After winning the Cy Young, Paul Skenes rules out leaving Pirates
Paul Skenes won the National League Cy Young Award and denied rumors that he plans to leave the Pittsburgh Pirates.
Paul Skenes added another award to his individual record with the Cy Young Award of the National Leaguebut he took the opportunity to deny rumors that he is looking to abandon the Pittsburgh Pirates.
Skenes remains under contract with the team for the remainder of the decade, but had to deny a report that claimed he had told teammates he was eager to be traded, with particular interest in joining the New York Yankees.
“I don’t know where that came from,” Skenes told reporters Wednesday night. “The goal is to win, and the goal is to win in Pittsburgh.”
Skenes claimed to have seen the report, which quotes an unnamed Pirates player as saying the star right-hander “expects to be traded” before becoming a free agent in 2029, but responded that he “didn’t think much of it.”
“From the image that fans have outside of Pittsburgh, the assumption is that Pittsburgh doesn’t win,” Skenes concluded. “There are 29 fans who expect us to lose. I want to be part of the 26 players who change that.”
Pirates general manager Ben Cherington on Tuesday rejected the idea of Skenes leaving Pittsburgh. Cherington said he receives frequent inquiries from other clubs about Skenes’ availability and the conversations are always brief.
“The question comes up, and it’s always asked respectfully,” Cherington said at MLB general managers’ meetings. “Teams have to ask.
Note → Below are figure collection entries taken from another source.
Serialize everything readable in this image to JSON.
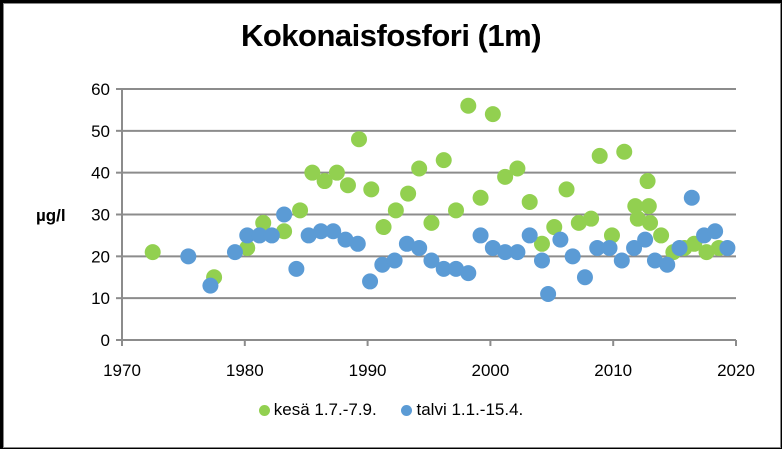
{
  "chart_data": {
    "type": "scatter",
    "title": "Kokonaisfosfori (1m)",
    "xlabel": "",
    "ylabel": "µg/l",
    "xlim": [
      1970,
      2020
    ],
    "ylim": [
      0,
      60
    ],
    "xticks": [
      1970,
      1980,
      1990,
      2000,
      2010,
      2020
    ],
    "yticks": [
      0,
      10,
      20,
      30,
      40,
      50,
      60
    ],
    "grid": "horizontal",
    "legend_position": "bottom",
    "series": [
      {
        "name": "kesä 1.7.-7.9.",
        "color": "#92D050",
        "points": [
          [
            1972.5,
            21
          ],
          [
            1977.5,
            15
          ],
          [
            1980.2,
            22
          ],
          [
            1981.5,
            28
          ],
          [
            1983.2,
            26
          ],
          [
            1984.5,
            31
          ],
          [
            1985.5,
            40
          ],
          [
            1986.5,
            38
          ],
          [
            1987.5,
            40
          ],
          [
            1988.4,
            37
          ],
          [
            1989.3,
            48
          ],
          [
            1990.3,
            36
          ],
          [
            1991.3,
            27
          ],
          [
            1992.3,
            31
          ],
          [
            1993.3,
            35
          ],
          [
            1994.2,
            41
          ],
          [
            1995.2,
            28
          ],
          [
            1996.2,
            43
          ],
          [
            1997.2,
            31
          ],
          [
            1998.2,
            56
          ],
          [
            1999.2,
            34
          ],
          [
            2000.2,
            54
          ],
          [
            2001.2,
            39
          ],
          [
            2002.2,
            41
          ],
          [
            2003.2,
            33
          ],
          [
            2004.2,
            23
          ],
          [
            2005.2,
            27
          ],
          [
            2006.2,
            36
          ],
          [
            2007.2,
            28
          ],
          [
            2008.2,
            29
          ],
          [
            2008.9,
            44
          ],
          [
            2009.9,
            25
          ],
          [
            2010.9,
            45
          ],
          [
            2011.8,
            32
          ],
          [
            2012.0,
            29
          ],
          [
            2012.8,
            38
          ],
          [
            2012.9,
            32
          ],
          [
            2013.0,
            28
          ],
          [
            2013.9,
            25
          ],
          [
            2014.9,
            21
          ],
          [
            2015.8,
            22
          ],
          [
            2016.6,
            23
          ],
          [
            2017.6,
            21
          ],
          [
            2018.6,
            22
          ]
        ]
      },
      {
        "name": "talvi 1.1.-15.4.",
        "color": "#5B9BD5",
        "points": [
          [
            1975.4,
            20
          ],
          [
            1977.2,
            13
          ],
          [
            1979.2,
            21
          ],
          [
            1980.2,
            25
          ],
          [
            1981.2,
            25
          ],
          [
            1982.2,
            25
          ],
          [
            1983.2,
            30
          ],
          [
            1984.2,
            17
          ],
          [
            1985.2,
            25
          ],
          [
            1986.2,
            26
          ],
          [
            1987.2,
            26
          ],
          [
            1988.2,
            24
          ],
          [
            1989.2,
            23
          ],
          [
            1990.2,
            14
          ],
          [
            1991.2,
            18
          ],
          [
            1992.2,
            19
          ],
          [
            1993.2,
            23
          ],
          [
            1994.2,
            22
          ],
          [
            1995.2,
            19
          ],
          [
            1996.2,
            17
          ],
          [
            1997.2,
            17
          ],
          [
            1998.2,
            16
          ],
          [
            1999.2,
            25
          ],
          [
            2000.2,
            22
          ],
          [
            2001.2,
            21
          ],
          [
            2002.2,
            21
          ],
          [
            2003.2,
            25
          ],
          [
            2004.2,
            19
          ],
          [
            2004.7,
            11
          ],
          [
            2005.7,
            24
          ],
          [
            2006.7,
            20
          ],
          [
            2007.7,
            15
          ],
          [
            2008.7,
            22
          ],
          [
            2009.7,
            22
          ],
          [
            2010.7,
            19
          ],
          [
            2011.7,
            22
          ],
          [
            2012.6,
            24
          ],
          [
            2013.4,
            19
          ],
          [
            2014.4,
            18
          ],
          [
            2015.4,
            22
          ],
          [
            2016.4,
            34
          ],
          [
            2017.4,
            25
          ],
          [
            2018.3,
            26
          ],
          [
            2019.3,
            22
          ]
        ]
      }
    ]
  },
  "legend": {
    "items": [
      {
        "label": "kesä 1.7.-7.9.",
        "color": "#92D050"
      },
      {
        "label": "talvi 1.1.-15.4.",
        "color": "#5B9BD5"
      }
    ]
  }
}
I suspect this won’t end. But the answer has been the same.”
The Pirates (71-91) finished last in the NL Central in 2025, 26 games behind the first-place Milwaukee Brewers. Skenes, the first pitcher since Dwight Gooden with the New York Mets in the mid-1980s to win the Rookie of the Year award one season and the Cy Young Award the next, remains optimistic that Pittsburgh is closer to contention than many think and that his goal is to win multiple World Series titles with the Pirates.
Skenes, selected first overall by the Pirates in the 2023 amateur draft, did his part in 2025, leading the major leagues in ERA (1.97) and striking out 216 batters in 187⅓ innings during his first full major league season.
However, even with his brilliance, Skenes needed some help from Pittsburgh’s weak offense late in the season to avoid becoming the first Cy Young-winning starting pitcher to finish with a losing record. Skenes won three of their last four games to finish with a 10-10 record. That discreet record did not prevent the imposing 1.98-meter right-hander from being unanimously chosen for the Cy Young award.
Although he was disappointed to be left out of contention, Skenes said playing the rest of the season was, in some ways, a blessing on a personal level.
“It allowed me to try new things in August and September that I wouldn’t have been able to try if we had been fighting for the playoffs,” he said.
Information from Jorge Castillo of AM850 and The Associated Press was used in this report.